Quoi qu’il en soit, les opinions les plus contraires à l’Algérie doivent reconnaître qu’au point où en sont les choses, on ne saurait l’abandonner sans honte ; les opinions les plus favorables doivent convenir en revanche qu’à l’exception d’un petit nombre de points, l’empire est encore à conquérir, la colonie à fonder. C’est, si on le veut, une grande et belle espérance ; ce n’est rien de plus.

On n’en peut donc douter, malgré l’Algérie, la France, comme puissance territoriale, est aujourd’hui beaucoup moins forte qu’au milieu du dernier siècle. Mais la force d’un état n’est pas quelque chose d’absolu. Voyons donc, pour arriver à une juste appréciation, quelle était, au milieu du dernier siècle, la situation des autres grandes puissances européennes et ce qu’elle est aujourd’hui.
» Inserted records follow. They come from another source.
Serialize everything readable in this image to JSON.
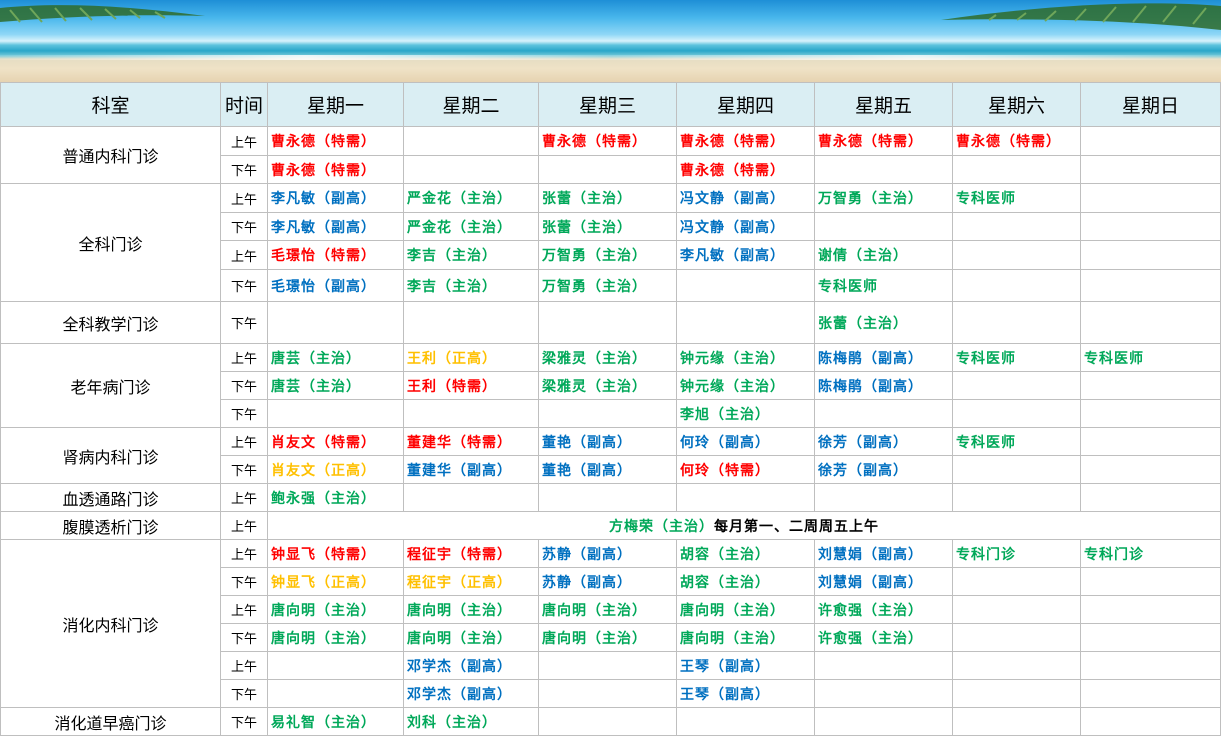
{
  "colors": {
    "red": "#ff0000",
    "blue": "#0070c0",
    "green": "#00a859",
    "orange": "#ffc000",
    "header_bg": "#daeef3"
  },
  "header": {
    "dept": "科室",
    "time": "时间",
    "days": [
      "星期一",
      "星期二",
      "星期三",
      "星期四",
      "星期五",
      "星期六",
      "星期日"
    ]
  },
  "rows": [
    {
      "dept": "普通内科门诊",
      "time": "上午",
      "cells": [
        {
          "t": "曹永德（特需）",
          "c": "red"
        },
        {
          "t": "",
          "c": ""
        },
        {
          "t": "曹永德（特需）",
          "c": "red"
        },
        {
          "t": "曹永德（特需）",
          "c": "red"
        },
        {
          "t": "曹永德（特需）",
          "c": "red"
        },
        {
          "t": "曹永德（特需）",
          "c": "red"
        },
        {
          "t": "",
          "c": ""
        }
      ]
    },
    {
      "dept": "",
      "time": "下午",
      "cells": [
        {
          "t": "曹永德（特需）",
          "c": "red"
        },
        {
          "t": "",
          "c": ""
        },
        {
          "t": "",
          "c": ""
        },
        {
          "t": "曹永德（特需）",
          "c": "red"
        },
        {
          "t": "",
          "c": ""
        },
        {
          "t": "",
          "c": ""
        },
        {
          "t": "",
          "c": ""
        }
      ]
    },
    {
      "dept": "全科门诊",
      "time": "上午",
      "cells": [
        {
          "t": "李凡敏（副高）",
          "c": "blue"
        },
        {
          "t": "严金花（主治）",
          "c": "green"
        },
        {
          "t": "张蕾（主治）",
          "c": "green"
        },
        {
          "t": "冯文静（副高）",
          "c": "blue"
        },
        {
          "t": "万智勇（主治）",
          "c": "green"
        },
        {
          "t": "专科医师",
          "c": "green"
        },
        {
          "t": "",
          "c": ""
        }
      ]
    },
    {
      "dept": "",
      "time": "下午",
      "cells": [
        {
          "t": "李凡敏（副高）",
          "c": "blue"
        },
        {
          "t": "严金花（主治）",
          "c": "green"
        },
        {
          "t": "张蕾（主治）",
          "c": "green"
        },
        {
          "t": "冯文静（副高）",
          "c": "blue"
        },
        {
          "t": "",
          "c": ""
        },
        {
          "t": "",
          "c": ""
        },
        {
          "t": "",
          "c": ""
        }
      ]
    },
    {
      "dept": "",
      "time": "上午",
      "cells": [
        {
          "t": "毛璟怡（特需）",
          "c": "red"
        },
        {
          "t": "李吉（主治）",
          "c": "green"
        },
        {
          "t": "万智勇（主治）",
          "c": "green"
        },
        {
          "t": "李凡敏（副高）",
          "c": "blue"
        },
        {
          "t": "谢倩（主治）",
          "c": "green"
        },
        {
          "t": "",
          "c": ""
        },
        {
          "t": "",
          "c": ""
        }
      ]
    },
    {
      "dept": "",
      "time": "下午",
      "cells": [
        {
          "t": "毛璟怡（副高）",
          "c": "blue"
        },
        {
          "t": "李吉（主治）",
          "c": "green"
        },
        {
          "t": "万智勇（主治）",
          "c": "green"
        },
        {
          "t": "",
          "c": ""
        },
        {
          "t": "专科医师",
          "c": "green"
        },
        {
          "t": "",
          "c": ""
        },
        {
          "t": "",
          "c": ""
        }
      ]
    },
    {
      "dept": "全科教学门诊",
      "time": "下午",
      "cells": [
        {
          "t": "",
          "c": ""
        },
        {
          "t": "",
          "c": ""
        },
        {
          "t": "",
          "c": ""
        },
        {
          "t": "",
          "c": ""
        },
        {
          "t": "张蕾（主治）",
          "c": "green"
        },
        {
          "t": "",
          "c": ""
        },
        {
          "t": "",
          "c": ""
        }
      ]
    },
    {
      "dept": "老年病门诊",
      "time": "上午",
      "cells": [
        {
          "t": "唐芸（主治）",
          "c": "green"
        },
        {
          "t": "王利（正高）",
          "c": "orange"
        },
        {
          "t": "梁雅灵（主治）",
          "c": "green"
        },
        {
          "t": "钟元缘（主治）",
          "c": "green"
        },
        {
          "t": "陈梅鹃（副高）",
          "c": "blue"
        },
        {
          "t": "专科医师",
          "c": "green"
        },
        {
          "t": "专科医师",
          "c": "green"
        }
      ]
    },
    {
      "dept": "",
      "time": "下午",
      "cells": [
        {
          "t": "唐芸（主治）",
          "c": "green"
        },
        {
          "t": "王利（特需）",
          "c": "red"
        },
        {
          "t": "梁雅灵（主治）",
          "c": "green"
        },
        {
          "t": "钟元缘（主治）",
          "c": "green"
        },
        {
          "t": "陈梅鹃（副高）",
          "c": "blue"
        },
        {
          "t": "",
          "c": ""
        },
        {
          "t": "",
          "c": ""
        }
      ]
    },
    {
      "dept": "",
      "time": "下午",
      "cells": [
        {
          "t": "",
          "c": ""
        },
        {
          "t": "",
          "c": ""
        },
        {
          "t": "",
          "c": ""
        },
        {
          "t": "李旭（主治）",
          "c": "green"
        },
        {
          "t": "",
          "c": ""
        },
        {
          "t": "",
          "c": ""
        },
        {
          "t": "",
          "c": ""
        }
      ]
    },
    {
      "dept": "肾病内科门诊",
      "time": "上午",
      "cells": [
        {
          "t": "肖友文（特需）",
          "c": "red"
        },
        {
          "t": "董建华（特需）",
          "c": "red"
        },
        {
          "t": "董艳（副高）",
          "c": "blue"
        },
        {
          "t": "何玲（副高）",
          "c": "blue"
        },
        {
          "t": "徐芳（副高）",
          "c": "blue"
        },
        {
          "t": "专科医师",
          "c": "green"
        },
        {
          "t": "",
          "c": ""
        }
      ]
    },
    {
      "dept": "",
      "time": "下午",
      "cells": [
        {
          "t": "肖友文（正高）",
          "c": "orange"
        },
        {
          "t": "董建华（副高）",
          "c": "blue"
        },
        {
          "t": "董艳（副高）",
          "c": "blue"
        },
        {
          "t": "何玲（特需）",
          "c": "red"
        },
        {
          "t": "徐芳（副高）",
          "c": "blue"
        },
        {
          "t": "",
          "c": ""
        },
        {
          "t": "",
          "c": ""
        }
      ]
    },
    {
      "dept": "血透通路门诊",
      "time": "上午",
      "cells": [
        {
          "t": "鲍永强（主治）",
          "c": "green"
        },
        {
          "t": "",
          "c": ""
        },
        {
          "t": "",
          "c": ""
        },
        {
          "t": "",
          "c": ""
        },
        {
          "t": "",
          "c": ""
        },
        {
          "t": "",
          "c": ""
        },
        {
          "t": "",
          "c": ""
        }
      ]
    },
    {
      "dept": "腹膜透析门诊",
      "time": "上午",
      "notice": {
        "doctor": "方梅荣（主治）",
        "text": "每月第一、二周周五上午"
      }
    },
    {
      "dept": "消化内科门诊",
      "time": "上午",
      "cells": [
        {
          "t": "钟显飞（特需）",
          "c": "red"
        },
        {
          "t": "程征宇（特需）",
          "c": "red"
        },
        {
          "t": "苏静（副高）",
          "c": "blue"
        },
        {
          "t": "胡容（主治）",
          "c": "green"
        },
        {
          "t": "刘慧娟（副高）",
          "c": "blue"
        },
        {
          "t": "专科门诊",
          "c": "green"
        },
        {
          "t": "专科门诊",
          "c": "green"
        }
      ]
    },
    {
      "dept": "",
      "time": "下午",
      "cells": [
        {
          "t": "钟显飞（正高）",
          "c": "orange"
        },
        {
          "t": "程征宇（正高）",
          "c": "orange"
        },
        {
          "t": "苏静（副高）",
          "c": "blue"
        },
        {
          "t": "胡容（主治）",
          "c": "green"
        },
        {
          "t": "刘慧娟（副高）",
          "c": "blue"
        },
        {
          "t": "",
          "c": ""
        },
        {
          "t": "",
          "c": ""
        }
      ]
    },
    {
      "dept": "",
      "time": "上午",
      "cells": [
        {
          "t": "唐向明（主治）",
          "c": "green"
        },
        {
          "t": "唐向明（主治）",
          "c": "green"
        },
        {
          "t": "唐向明（主治）",
          "c": "green"
        },
        {
          "t": "唐向明（主治）",
          "c": "green"
        },
        {
          "t": "许愈强（主治）",
          "c": "green"
        },
        {
          "t": "",
          "c": ""
        },
        {
          "t": "",
          "c": ""
        }
      ]
    },
    {
      "dept": "",
      "time": "下午",
      "cells": [
        {
          "t": "唐向明（主治）",
          "c": "green"
        },
        {
          "t": "唐向明（主治）",
          "c": "green"
        },
        {
          "t": "唐向明（主治）",
          "c": "green"
        },
        {
          "t": "唐向明（主治）",
          "c": "green"
        },
        {
          "t": "许愈强（主治）",
          "c": "green"
        },
        {
          "t": "",
          "c": ""
        },
        {
          "t": "",
          "c": ""
        }
      ]
    },
    {
      "dept": "",
      "time": "上午",
      "cells": [
        {
          "t": "",
          "c": ""
        },
        {
          "t": "邓学杰（副高）",
          "c": "blue"
        },
        {
          "t": "",
          "c": ""
        },
        {
          "t": "王琴（副高）",
          "c": "blue"
        },
        {
          "t": "",
          "c": ""
        },
        {
          "t": "",
          "c": ""
        },
        {
          "t": "",
          "c": ""
        }
      ]
    },
    {
      "dept": "",
      "time": "下午",
      "cells": [
        {
          "t": "",
          "c": ""
        },
        {
          "t": "邓学杰（副高）",
          "c": "blue"
        },
        {
          "t": "",
          "c": ""
        },
        {
          "t": "王琴（副高）",
          "c": "blue"
        },
        {
          "t": "",
          "c": ""
        },
        {
          "t": "",
          "c": ""
        },
        {
          "t": "",
          "c": ""
        }
      ]
    },
    {
      "dept": "消化道早癌门诊",
      "time": "下午",
      "cells": [
        {
          "t": "易礼智（主治）",
          "c": "green"
        },
        {
          "t": "刘科（主治）",
          "c": "green"
        },
        {
          "t": "",
          "c": ""
        },
        {
          "t": "",
          "c": ""
        },
        {
          "t": "",
          "c": ""
        },
        {
          "t": "",
          "c": ""
        },
        {
          "t": "",
          "c": ""
        }
      ]
    }
  ]
}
Depuis le milieu du siècle dernier, l’Autriche a perdu les Pays-Bas autrichiens, possession lointaine et précaire. Elle a gagné la Galicie, Salzbourg, une portion du Tyrol, Venise et l’état vénitien, l’Istrie, la Dalmatie, Raguse, la Valteline, un pied dans l’état du saint père, plusieurs îles de l’Adriatique, c’est-à-dire six fois plus qu’elle n’a perdu.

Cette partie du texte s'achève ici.